This week on PeaceParks.TV, we visit the town of Mapai in Mozambique, where community members, government officials, traditional leaders and Peace Parks staff came together for the district’s first land use planning workshop.
The workshop is part of a national plan to connect Limpopo, Banhine and Zinave national parks through ecological corridors – natural routes that allow wildlife to move safely between protected areas. These corridors:
- Support healthy wildlife populations,
- Help spread plant life and
- Make it easier for nature to adapt to climate change.
This work is part of a bigger goal: to see people and nature as part of the same system –where community voices are heard, climate challenges are addressed, and humans and wildlife live well in proximity to one another.

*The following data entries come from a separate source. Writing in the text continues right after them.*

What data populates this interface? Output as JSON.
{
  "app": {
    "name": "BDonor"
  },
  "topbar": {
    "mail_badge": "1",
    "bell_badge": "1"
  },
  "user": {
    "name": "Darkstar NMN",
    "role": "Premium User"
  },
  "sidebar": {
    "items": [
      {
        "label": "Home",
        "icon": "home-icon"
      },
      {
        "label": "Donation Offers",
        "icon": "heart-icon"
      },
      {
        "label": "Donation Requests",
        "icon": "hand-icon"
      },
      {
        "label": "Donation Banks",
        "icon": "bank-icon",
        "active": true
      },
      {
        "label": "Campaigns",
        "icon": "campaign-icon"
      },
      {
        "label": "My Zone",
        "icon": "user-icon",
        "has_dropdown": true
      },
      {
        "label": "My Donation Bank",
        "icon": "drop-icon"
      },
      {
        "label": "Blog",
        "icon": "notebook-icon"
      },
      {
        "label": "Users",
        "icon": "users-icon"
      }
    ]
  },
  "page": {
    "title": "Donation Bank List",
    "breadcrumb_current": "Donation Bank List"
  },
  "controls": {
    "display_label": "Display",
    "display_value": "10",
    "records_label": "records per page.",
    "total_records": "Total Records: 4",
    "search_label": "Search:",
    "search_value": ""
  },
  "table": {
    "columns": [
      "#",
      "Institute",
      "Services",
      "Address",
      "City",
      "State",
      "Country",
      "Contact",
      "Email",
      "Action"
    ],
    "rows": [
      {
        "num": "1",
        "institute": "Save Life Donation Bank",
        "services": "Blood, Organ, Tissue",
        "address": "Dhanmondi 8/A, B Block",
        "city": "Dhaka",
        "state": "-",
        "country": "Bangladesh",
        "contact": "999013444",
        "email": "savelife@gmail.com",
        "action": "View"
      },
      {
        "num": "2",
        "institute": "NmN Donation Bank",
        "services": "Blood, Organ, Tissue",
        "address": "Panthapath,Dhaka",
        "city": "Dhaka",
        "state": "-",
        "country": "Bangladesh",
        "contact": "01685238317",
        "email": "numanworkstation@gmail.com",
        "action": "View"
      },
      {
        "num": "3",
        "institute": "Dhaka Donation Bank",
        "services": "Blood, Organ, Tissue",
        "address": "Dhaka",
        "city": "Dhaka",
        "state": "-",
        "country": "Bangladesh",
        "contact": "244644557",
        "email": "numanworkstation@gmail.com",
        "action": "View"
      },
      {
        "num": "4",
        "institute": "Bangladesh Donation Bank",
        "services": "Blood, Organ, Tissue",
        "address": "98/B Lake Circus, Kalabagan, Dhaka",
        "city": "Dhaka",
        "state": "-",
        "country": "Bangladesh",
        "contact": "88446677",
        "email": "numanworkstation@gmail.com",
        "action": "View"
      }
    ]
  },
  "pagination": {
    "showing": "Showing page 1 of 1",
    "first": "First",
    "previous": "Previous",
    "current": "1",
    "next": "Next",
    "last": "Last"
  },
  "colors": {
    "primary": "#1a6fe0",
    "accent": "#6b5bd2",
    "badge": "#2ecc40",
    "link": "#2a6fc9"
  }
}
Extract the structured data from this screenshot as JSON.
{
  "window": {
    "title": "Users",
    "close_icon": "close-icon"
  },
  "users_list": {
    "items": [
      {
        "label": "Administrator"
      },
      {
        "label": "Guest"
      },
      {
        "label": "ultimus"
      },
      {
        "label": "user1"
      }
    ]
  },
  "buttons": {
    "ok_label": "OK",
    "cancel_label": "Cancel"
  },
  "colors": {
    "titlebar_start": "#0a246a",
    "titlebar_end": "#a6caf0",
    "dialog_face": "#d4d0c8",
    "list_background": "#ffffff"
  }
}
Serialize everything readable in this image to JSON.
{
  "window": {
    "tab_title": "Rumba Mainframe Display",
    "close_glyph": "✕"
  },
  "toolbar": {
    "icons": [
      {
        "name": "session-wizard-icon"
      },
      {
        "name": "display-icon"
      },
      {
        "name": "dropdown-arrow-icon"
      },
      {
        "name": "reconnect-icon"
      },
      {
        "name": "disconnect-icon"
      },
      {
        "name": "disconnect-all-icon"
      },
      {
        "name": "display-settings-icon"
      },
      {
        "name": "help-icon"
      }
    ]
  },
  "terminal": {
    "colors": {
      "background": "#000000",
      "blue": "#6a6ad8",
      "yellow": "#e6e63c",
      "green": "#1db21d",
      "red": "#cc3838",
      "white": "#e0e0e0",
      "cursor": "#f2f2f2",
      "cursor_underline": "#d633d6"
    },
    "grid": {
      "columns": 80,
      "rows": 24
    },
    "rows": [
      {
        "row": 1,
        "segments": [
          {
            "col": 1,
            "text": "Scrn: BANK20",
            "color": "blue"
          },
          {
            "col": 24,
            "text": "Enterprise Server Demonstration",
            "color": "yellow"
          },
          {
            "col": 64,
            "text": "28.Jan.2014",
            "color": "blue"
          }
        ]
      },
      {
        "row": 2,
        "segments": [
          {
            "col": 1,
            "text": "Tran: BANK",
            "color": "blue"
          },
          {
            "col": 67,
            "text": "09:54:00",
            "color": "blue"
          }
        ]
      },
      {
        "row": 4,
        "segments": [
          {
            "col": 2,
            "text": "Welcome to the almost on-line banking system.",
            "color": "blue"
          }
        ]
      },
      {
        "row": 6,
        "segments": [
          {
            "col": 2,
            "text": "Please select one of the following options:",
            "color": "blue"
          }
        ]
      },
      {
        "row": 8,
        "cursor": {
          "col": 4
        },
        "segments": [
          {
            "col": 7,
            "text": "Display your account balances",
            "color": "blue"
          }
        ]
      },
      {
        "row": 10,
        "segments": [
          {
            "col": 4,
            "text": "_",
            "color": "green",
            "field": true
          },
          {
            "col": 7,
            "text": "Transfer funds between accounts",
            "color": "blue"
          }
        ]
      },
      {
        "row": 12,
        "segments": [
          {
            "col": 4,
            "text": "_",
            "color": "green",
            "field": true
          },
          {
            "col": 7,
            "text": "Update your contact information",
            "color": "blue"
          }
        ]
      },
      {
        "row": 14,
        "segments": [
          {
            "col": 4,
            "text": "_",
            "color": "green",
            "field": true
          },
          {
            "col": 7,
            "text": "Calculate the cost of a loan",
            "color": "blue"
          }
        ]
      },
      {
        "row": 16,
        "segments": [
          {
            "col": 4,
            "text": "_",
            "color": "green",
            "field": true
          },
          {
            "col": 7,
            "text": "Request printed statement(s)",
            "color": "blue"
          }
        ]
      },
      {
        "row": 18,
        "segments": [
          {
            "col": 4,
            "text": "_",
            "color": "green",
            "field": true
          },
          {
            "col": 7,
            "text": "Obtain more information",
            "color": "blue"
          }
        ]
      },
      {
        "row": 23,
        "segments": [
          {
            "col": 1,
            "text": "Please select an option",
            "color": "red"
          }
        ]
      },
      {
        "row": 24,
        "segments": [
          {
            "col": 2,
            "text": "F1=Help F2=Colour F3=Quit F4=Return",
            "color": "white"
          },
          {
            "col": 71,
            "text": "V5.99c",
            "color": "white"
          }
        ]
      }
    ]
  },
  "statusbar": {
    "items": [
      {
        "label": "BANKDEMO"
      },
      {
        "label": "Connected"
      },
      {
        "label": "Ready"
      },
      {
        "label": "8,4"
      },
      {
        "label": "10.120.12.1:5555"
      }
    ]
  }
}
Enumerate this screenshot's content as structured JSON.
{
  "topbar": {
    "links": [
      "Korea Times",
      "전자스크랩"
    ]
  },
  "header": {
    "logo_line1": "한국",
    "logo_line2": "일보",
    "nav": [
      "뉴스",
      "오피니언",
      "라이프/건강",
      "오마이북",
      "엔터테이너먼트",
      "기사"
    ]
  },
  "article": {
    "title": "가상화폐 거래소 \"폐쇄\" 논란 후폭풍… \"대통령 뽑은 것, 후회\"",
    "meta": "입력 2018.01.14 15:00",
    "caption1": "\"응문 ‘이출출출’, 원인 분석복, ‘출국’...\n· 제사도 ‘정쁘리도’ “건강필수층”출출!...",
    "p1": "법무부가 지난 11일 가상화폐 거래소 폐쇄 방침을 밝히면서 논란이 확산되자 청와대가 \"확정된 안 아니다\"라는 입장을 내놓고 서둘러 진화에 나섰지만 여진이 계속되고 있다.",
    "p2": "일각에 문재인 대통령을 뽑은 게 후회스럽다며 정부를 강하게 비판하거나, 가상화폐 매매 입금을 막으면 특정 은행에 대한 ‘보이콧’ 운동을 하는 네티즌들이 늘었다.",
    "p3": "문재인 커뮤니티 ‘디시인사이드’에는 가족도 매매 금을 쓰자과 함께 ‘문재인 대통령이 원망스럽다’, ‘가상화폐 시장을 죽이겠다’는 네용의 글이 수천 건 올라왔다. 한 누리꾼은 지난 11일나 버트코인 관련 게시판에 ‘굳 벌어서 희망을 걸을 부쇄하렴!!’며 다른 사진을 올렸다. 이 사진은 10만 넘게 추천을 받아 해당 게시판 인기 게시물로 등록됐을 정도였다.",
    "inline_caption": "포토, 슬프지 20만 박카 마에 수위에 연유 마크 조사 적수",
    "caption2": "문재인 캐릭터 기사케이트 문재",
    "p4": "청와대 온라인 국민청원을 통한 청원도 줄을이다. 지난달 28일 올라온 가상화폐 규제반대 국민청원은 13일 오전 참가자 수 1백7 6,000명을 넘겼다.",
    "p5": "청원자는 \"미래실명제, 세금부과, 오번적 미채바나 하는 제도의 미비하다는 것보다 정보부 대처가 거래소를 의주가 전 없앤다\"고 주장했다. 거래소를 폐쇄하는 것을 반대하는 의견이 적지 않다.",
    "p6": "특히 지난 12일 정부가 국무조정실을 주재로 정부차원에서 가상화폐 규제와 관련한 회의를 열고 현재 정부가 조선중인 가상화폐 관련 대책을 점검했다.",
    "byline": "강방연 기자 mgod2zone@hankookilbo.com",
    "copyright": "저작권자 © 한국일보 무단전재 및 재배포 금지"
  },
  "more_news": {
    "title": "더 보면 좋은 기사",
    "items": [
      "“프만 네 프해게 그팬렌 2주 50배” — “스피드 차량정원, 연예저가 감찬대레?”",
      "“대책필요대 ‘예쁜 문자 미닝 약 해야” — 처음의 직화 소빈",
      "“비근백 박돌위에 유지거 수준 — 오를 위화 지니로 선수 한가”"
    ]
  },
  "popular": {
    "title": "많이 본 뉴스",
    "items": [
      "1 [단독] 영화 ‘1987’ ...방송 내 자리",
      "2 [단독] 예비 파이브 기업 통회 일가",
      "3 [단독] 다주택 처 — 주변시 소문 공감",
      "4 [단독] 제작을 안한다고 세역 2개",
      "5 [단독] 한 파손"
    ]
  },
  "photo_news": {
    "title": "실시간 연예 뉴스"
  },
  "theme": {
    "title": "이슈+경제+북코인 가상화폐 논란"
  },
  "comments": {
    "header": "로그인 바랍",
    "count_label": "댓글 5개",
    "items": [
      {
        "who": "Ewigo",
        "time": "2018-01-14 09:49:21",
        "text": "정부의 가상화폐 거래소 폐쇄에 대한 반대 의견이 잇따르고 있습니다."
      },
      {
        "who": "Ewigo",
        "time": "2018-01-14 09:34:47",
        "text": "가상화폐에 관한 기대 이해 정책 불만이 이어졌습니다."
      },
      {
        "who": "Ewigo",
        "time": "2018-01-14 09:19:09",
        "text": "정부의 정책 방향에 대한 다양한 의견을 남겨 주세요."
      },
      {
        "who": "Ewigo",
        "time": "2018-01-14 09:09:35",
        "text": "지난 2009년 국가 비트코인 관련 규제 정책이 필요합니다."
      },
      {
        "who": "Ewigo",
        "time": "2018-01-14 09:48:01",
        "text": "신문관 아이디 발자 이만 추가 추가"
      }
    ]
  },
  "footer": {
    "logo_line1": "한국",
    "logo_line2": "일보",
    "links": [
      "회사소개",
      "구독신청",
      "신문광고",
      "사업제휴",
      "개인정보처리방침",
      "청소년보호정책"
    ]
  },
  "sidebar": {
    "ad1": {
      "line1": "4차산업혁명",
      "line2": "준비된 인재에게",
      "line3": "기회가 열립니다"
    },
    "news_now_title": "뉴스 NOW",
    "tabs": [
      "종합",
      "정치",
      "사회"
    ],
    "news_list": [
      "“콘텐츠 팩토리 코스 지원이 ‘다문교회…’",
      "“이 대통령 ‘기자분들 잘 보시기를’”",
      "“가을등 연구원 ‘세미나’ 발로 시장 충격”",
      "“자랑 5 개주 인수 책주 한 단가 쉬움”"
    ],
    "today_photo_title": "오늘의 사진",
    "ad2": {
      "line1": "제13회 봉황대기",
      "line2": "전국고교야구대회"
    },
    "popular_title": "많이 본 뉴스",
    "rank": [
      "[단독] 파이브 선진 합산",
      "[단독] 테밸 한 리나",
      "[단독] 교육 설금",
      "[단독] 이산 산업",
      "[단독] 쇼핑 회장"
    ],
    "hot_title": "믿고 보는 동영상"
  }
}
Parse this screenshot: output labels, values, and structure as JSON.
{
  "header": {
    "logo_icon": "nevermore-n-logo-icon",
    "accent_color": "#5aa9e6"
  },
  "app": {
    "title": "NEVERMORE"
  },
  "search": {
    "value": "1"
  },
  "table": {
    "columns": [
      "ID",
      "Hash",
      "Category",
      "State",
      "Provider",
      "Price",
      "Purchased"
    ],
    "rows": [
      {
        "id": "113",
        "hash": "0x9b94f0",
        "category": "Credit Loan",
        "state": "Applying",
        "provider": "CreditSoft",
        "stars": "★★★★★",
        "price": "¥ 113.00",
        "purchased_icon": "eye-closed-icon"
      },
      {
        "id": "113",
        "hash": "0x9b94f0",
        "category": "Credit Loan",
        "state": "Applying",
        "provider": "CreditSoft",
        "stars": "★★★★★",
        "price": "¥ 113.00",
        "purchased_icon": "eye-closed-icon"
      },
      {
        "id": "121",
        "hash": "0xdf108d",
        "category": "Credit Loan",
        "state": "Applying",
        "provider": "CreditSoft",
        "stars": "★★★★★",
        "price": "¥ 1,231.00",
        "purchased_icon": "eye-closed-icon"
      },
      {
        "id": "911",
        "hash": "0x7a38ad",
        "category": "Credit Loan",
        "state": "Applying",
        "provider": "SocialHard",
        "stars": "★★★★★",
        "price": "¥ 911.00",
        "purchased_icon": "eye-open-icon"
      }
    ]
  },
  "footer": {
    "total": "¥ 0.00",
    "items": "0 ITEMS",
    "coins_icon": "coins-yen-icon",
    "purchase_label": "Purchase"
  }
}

“Supporting communities in finding ways to safely live alongside well-travelled wildlife corridors within these ecological linkages, is at the very crux of the matter. We need to focus on prevention and mitigation through effective planning.” says Helena Atkinson, Peace Parks Foundation’s Community Development Programme Manager.
“Led by Mozambique’s National Administration for Conservation Areas (ANAC), with support from Peace Parks Foundation, the plan will lead to the identification of activities that will make these ecological connectivity areas a reality,” says Peace Parks Regional Manager, Dr Bartolomeu Soto.
Estevao Laquene, a Mapai Community Leader, says: “The work being done on corridors is welcome because we know that in the future communities will benefit from this.”